BEST TRAIT – Physical/Athletic Tools
WORST TRAIT – Run Blocking
RED FLAGS – None
We see it every draft, the project offensive tackle with all the traits that everybody wants but hardly anyone can fix. Dillard is different than his prototype in some ways, further along in his pass sets (albeit still flawed) and has better body control, but coaching and development will still be essential to unlocking all of his potential.
Perhaps the biggest concern with Dillard is his lack of experience and usage as a run blocker, something the NFL will have to instill in him. Ideally Dillard gets a year to sit and develop in a zone scheme before taking over as a team’s starting left tackle, but that plan is only as good as those executing it. If he’s a top 20 pick as expected, he’ll be one of the biggest “boom-or-bust” prospects in the draft.
PROS: Very quick mover with active feet. Has excellent recovery quickness. Carries his weight naturally and can uncoil his hips to generate power, though it’s infrequent on tape. Explosiveness out of stance on running assignments is clear. Works great angles to the second level and regularly gets hips situated to create rushing lanes. Agility enough for all zone responsibilities, though lack of power limits ability here. Proactive in pass protection with hands, especially when approaching stunts and twists. Grip strength, when hands are correctly placed, impresses. Can sustain reps with grip, active footwork, and constant resetting of angles as the rush develops.
CONS: Lacks power and anchor in a bad way, and as such, pass protection is generally a mess. Wants to keep the entire pass protection rep at the edge of his length, locking out elbows and screening with quick feet instead of engaging upper body to dictate where the rusher goes. Hand location is accordingly wildly inconsistent (often wide, catch instead of punch), and has a tendency to pop and screen in pass protection instead of using length grip and control.
As a result of hand technique and lack of functional power, is woefully susceptible to power.
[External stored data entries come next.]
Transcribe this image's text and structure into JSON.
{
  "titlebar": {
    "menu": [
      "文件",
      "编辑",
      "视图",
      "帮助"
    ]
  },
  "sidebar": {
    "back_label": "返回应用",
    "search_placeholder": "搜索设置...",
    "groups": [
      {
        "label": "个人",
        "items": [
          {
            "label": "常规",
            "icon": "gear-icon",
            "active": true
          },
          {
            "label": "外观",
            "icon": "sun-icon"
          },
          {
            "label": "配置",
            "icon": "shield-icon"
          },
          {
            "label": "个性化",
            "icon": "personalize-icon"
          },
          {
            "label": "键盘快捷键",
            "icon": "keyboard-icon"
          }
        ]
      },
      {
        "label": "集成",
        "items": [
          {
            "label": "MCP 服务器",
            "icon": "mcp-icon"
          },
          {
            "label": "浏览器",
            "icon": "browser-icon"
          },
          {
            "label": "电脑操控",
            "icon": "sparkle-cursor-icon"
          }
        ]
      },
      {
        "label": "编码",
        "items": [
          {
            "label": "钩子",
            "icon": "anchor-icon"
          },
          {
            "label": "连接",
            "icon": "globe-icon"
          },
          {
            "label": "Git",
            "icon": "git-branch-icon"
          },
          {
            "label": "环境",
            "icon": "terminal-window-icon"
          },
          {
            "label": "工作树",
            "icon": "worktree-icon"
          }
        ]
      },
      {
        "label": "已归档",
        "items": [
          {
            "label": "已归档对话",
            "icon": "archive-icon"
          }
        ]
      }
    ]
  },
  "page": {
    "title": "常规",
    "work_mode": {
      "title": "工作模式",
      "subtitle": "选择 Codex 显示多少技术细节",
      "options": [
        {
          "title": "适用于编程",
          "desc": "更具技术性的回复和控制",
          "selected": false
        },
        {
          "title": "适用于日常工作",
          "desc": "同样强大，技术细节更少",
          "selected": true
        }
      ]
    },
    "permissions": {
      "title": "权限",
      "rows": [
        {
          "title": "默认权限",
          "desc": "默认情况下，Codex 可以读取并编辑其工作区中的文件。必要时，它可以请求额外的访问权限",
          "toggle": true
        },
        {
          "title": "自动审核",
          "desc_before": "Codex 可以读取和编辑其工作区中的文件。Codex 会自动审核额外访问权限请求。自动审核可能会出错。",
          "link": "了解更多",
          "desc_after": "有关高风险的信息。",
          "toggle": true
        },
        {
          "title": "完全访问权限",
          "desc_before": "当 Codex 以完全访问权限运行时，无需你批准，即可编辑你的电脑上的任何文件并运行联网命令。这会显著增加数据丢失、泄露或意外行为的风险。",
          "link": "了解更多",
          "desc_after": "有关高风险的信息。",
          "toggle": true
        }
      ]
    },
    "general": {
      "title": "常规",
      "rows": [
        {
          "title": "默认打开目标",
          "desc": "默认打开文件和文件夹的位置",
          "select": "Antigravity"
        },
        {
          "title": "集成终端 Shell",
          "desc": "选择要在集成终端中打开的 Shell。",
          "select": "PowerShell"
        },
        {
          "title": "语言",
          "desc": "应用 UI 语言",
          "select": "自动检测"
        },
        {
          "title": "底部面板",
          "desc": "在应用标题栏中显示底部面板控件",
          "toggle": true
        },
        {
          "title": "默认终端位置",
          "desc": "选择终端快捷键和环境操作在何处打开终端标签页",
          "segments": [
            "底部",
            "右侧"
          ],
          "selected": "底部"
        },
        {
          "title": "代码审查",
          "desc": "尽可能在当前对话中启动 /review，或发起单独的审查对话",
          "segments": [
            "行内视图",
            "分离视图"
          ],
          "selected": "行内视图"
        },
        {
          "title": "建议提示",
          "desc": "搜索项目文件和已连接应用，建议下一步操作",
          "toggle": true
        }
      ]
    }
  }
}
Bull rushes regularly walk him back into lap of quarterback. Full extension technique results in massive forward lean and hinging at the hips, which leaves him highly vulnerable to the push-pull. Vertical set technique typical of Washington State can weaken his explosiveness out of his stance and limit his depth in his pass set, forcing him to open the door to beat speed rushers to the corner. Vertical set and tendency to play with lean also leads to excessive widening of his base, which caps his ability to react to quickness; as such, can lose to stutter steps and feints that force him to widen.